Time After Time (1979)

 Happy Valentine's Day!

I like watching Malcolm McDowell, Mary Steenburgen, and David Warner (LOVE David Warner! He's brilliant in Big Finish audios!). The premise of this strange romance is that a friend of H.G. Wells (quiet, awkward and very british McDowell) is Jack the Ripper (sinister, solemn, and intimidating David Warner) who steals Wells' time machine to evade the police, and ends up in the 1970s. Wells follows him, and they both come across Steenburgen's character. Romance and adventure ensues. Also murder. Murder ensues. One of the best things this film does is not making the Ripper sympathetic, even though he's given a face.

Unfortunately, the film has a weakness. Although I generally enjoy a mix of genres (this one tosses science fiction, romance, adventure, and detective fiction into a lovely genre salad), the balance and the transitions don't work well for a contemporary audience. Back then, perhaps, it was okay to abandon the life-and-death struggle against pure evil in order to enjoy a very sexy lunch for a few hours, but we're used to Criminal Minds, NCIS, The Mentalist, and other procedural dramas that emphasize the conflict between the need to focus to the point of obsession, and interpersonal storylines which frequently become the merest background, contained in two or three lines of banter after the mystery has been resolved. And we feel more comfortable that away. 

I personally experience frustration when political and public figures are seen golfing (for instance) when there are more pressing matters that require their attention. This film brought out that frustration. The sexual interaction between the characters (I wouldn't call it tension. There was no resistance) warmed detail by detail while reports of prostitute murders rolled in from the background. It struck my contemporary sensibilities as callous.
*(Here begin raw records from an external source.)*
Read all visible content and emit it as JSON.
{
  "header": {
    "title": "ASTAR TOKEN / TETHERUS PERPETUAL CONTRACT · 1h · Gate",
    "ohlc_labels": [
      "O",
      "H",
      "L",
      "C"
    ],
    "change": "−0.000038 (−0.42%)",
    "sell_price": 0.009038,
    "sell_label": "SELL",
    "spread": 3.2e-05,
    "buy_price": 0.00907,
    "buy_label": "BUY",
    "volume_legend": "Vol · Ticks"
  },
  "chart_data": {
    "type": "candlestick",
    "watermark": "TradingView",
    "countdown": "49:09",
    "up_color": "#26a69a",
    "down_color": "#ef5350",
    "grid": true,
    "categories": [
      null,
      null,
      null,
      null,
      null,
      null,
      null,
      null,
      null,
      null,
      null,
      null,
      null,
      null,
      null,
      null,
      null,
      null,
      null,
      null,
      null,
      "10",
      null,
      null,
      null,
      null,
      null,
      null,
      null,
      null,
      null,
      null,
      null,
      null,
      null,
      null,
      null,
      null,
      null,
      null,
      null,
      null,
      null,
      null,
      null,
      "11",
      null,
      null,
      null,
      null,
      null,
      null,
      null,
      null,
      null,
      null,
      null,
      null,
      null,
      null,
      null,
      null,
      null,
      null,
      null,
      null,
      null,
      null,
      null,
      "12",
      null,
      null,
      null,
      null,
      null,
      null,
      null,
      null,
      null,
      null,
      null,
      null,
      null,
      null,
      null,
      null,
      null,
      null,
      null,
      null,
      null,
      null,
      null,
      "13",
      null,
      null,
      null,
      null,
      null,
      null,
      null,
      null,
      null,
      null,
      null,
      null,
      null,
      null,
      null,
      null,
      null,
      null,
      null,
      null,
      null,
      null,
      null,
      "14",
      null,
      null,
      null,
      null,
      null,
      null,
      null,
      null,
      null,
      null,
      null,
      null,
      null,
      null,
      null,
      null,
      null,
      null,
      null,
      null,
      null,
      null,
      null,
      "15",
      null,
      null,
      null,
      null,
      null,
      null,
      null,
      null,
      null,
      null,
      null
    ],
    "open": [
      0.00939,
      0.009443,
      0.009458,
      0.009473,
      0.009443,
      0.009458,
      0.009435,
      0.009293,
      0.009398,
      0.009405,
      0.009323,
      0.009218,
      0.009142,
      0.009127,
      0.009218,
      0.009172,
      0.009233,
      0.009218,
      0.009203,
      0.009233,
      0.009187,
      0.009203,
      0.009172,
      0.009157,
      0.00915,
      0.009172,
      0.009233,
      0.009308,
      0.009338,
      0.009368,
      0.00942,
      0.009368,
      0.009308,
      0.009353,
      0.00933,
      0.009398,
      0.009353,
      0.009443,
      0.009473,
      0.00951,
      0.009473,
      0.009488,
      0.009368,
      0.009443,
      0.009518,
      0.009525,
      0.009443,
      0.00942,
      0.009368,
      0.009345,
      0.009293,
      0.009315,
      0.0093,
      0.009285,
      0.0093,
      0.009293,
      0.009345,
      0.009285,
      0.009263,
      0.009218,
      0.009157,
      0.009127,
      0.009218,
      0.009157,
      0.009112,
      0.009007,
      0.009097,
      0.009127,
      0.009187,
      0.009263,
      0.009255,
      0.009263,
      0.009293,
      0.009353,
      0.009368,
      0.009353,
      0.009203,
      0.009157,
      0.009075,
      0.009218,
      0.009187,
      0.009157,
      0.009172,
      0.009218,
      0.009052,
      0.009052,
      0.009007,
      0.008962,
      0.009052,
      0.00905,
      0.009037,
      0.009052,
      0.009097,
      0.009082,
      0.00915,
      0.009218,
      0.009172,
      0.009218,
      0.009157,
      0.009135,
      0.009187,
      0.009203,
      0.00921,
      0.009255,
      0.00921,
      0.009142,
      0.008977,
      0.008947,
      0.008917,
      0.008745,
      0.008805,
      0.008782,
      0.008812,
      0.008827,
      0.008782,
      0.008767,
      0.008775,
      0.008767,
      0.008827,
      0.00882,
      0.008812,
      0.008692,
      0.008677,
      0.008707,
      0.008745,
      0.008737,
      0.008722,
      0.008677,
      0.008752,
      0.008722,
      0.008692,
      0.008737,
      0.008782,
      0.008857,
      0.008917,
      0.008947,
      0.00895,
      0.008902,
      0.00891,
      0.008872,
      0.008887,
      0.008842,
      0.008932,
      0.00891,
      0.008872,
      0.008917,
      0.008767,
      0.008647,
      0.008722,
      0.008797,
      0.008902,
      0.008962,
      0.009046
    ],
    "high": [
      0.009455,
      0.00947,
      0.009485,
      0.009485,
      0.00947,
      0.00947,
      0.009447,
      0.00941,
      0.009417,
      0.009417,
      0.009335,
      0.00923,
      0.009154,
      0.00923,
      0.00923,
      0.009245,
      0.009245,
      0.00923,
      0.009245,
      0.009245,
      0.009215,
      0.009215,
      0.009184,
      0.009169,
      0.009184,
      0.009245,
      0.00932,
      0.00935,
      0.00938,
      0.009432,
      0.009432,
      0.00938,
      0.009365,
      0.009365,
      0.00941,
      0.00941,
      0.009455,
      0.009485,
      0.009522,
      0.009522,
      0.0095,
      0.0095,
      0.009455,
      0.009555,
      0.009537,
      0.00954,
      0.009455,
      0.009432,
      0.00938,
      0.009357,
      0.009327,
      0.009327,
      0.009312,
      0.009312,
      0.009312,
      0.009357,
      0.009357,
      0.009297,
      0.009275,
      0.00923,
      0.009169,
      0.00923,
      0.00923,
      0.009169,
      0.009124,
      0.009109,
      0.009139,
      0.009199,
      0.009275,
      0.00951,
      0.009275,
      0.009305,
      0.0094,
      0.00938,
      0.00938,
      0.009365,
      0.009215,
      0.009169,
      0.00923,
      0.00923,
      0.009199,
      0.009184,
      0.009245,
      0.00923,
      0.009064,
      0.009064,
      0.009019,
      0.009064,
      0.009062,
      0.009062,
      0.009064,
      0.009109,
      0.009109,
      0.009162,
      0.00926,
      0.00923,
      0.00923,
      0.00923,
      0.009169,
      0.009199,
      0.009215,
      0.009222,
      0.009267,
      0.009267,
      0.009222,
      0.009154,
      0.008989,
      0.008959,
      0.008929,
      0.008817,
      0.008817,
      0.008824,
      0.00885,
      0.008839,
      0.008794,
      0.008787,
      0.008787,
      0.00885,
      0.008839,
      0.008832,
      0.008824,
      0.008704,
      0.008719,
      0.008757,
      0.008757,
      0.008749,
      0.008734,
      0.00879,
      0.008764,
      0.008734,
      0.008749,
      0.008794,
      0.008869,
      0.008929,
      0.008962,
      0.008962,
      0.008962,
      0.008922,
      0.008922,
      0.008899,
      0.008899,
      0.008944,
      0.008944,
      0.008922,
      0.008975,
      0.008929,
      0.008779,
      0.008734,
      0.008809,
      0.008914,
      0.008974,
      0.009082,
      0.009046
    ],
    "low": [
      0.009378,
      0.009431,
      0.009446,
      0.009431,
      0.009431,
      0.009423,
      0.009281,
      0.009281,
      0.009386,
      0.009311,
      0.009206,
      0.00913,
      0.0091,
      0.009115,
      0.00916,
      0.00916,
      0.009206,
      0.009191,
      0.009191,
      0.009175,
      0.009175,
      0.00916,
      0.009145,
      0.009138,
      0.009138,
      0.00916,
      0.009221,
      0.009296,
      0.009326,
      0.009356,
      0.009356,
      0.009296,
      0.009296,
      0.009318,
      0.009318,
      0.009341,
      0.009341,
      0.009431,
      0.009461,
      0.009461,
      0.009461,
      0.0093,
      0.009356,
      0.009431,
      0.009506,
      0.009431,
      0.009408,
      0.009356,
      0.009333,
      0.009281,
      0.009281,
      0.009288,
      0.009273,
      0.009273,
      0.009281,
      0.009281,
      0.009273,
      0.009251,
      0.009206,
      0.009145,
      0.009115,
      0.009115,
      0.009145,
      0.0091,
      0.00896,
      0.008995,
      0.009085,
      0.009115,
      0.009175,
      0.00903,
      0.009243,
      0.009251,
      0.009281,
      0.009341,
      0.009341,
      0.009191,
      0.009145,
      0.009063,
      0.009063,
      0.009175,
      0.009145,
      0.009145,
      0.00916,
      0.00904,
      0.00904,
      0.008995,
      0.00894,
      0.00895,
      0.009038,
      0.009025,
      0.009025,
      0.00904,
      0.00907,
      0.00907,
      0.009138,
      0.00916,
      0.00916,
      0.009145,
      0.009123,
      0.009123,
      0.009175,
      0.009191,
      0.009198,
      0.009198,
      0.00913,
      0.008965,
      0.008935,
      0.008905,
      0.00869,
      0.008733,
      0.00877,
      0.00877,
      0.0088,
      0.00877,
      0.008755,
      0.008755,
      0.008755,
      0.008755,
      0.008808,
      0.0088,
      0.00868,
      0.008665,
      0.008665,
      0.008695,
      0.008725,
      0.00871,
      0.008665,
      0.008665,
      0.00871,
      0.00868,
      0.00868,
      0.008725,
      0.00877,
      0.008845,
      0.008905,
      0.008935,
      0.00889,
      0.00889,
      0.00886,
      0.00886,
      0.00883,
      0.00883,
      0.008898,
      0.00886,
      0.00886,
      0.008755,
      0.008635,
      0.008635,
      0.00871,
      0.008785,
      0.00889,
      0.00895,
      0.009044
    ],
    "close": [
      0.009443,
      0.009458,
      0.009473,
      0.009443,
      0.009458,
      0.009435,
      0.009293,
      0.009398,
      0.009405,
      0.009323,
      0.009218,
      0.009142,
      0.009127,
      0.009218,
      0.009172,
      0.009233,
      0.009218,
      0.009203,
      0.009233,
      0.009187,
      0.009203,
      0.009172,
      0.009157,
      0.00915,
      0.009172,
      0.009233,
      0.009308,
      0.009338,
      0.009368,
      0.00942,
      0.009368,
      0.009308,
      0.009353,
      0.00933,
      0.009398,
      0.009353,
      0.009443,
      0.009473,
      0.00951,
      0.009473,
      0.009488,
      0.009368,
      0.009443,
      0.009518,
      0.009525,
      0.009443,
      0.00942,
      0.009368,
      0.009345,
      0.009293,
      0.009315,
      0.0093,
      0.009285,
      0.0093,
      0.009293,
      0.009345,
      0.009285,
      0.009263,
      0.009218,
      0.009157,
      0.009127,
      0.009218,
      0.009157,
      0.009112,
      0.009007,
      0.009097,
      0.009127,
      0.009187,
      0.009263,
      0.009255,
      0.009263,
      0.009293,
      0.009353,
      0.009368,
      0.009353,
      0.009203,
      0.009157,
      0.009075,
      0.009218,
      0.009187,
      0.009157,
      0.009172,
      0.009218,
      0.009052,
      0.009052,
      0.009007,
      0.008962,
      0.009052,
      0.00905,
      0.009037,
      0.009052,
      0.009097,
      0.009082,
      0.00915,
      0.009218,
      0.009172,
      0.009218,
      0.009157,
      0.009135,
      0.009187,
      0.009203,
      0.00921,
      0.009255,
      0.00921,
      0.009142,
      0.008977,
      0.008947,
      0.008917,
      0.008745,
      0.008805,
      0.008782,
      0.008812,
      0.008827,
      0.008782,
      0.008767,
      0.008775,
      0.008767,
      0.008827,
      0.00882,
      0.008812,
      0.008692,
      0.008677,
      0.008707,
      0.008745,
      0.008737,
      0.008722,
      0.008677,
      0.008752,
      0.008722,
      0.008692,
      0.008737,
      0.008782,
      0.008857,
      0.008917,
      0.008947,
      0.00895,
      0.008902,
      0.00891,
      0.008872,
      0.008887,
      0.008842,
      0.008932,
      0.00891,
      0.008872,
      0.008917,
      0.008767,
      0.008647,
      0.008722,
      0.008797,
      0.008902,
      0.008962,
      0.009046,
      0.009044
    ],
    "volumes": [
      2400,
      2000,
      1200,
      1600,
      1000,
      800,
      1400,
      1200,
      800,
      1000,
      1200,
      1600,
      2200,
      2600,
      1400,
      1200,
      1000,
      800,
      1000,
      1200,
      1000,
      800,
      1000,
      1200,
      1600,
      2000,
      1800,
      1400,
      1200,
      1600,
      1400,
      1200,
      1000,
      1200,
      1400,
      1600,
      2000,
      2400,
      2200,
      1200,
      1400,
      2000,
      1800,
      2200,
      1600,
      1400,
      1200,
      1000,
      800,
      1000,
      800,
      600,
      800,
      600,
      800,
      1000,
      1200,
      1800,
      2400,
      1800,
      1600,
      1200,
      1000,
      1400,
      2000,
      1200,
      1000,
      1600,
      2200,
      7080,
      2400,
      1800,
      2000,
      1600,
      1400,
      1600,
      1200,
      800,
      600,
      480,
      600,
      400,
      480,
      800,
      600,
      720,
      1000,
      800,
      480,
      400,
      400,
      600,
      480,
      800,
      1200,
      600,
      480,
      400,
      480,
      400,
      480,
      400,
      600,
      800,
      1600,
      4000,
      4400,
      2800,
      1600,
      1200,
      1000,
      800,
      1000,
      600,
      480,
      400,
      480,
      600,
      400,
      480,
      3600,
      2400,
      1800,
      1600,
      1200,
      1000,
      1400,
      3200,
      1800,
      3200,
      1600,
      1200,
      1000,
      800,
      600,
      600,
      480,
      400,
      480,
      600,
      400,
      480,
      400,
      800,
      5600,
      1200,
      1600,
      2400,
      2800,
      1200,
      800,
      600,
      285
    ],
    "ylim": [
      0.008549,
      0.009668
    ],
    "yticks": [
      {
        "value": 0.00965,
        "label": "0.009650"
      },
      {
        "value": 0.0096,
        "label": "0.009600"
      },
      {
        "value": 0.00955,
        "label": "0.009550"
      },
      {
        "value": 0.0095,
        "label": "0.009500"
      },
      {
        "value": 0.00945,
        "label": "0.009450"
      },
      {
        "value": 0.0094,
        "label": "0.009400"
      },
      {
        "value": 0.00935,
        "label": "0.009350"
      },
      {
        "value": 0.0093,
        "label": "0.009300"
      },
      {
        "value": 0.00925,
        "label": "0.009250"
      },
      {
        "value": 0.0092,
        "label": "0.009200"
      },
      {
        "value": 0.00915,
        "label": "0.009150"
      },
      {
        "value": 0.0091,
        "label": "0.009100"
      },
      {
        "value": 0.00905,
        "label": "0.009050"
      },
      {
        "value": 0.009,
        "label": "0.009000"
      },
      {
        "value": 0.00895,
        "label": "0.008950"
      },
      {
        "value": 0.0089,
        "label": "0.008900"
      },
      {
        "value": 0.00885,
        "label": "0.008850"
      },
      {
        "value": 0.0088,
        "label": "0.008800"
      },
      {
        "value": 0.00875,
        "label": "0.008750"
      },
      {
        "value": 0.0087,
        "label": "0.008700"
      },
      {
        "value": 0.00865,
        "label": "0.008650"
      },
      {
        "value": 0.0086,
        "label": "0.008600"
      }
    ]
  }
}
Another problem I noticed was contextual. H. G. Wells did, in real life, marry a woman with Mary Steenburgen's character's name. Unfortunately, he philandered serially, and she just happened to be the second and last woman he married (not for lack of proposing). His infidelity (if fidelity was part of their arrangement at all - his dedication to "free love" seems to have been consistent and sincere) does not live up to the standards of romance depicted in the film. For wells, casual sex motivated his trysts more frequently than love - and certainly not monogamous love.

Despite the casual depiction of Amy Robbins' seventies sensibilities (Did they use a condom? How would Wells have reacted to her insisting? Venereal disease was certainly extant in Victorian England. Did she insist on bringing condoms with her?) in the late seventies, typical audiences would likely have outright rejected Wells' RL polyamory (if it was polyamory, and not simply common infidelity).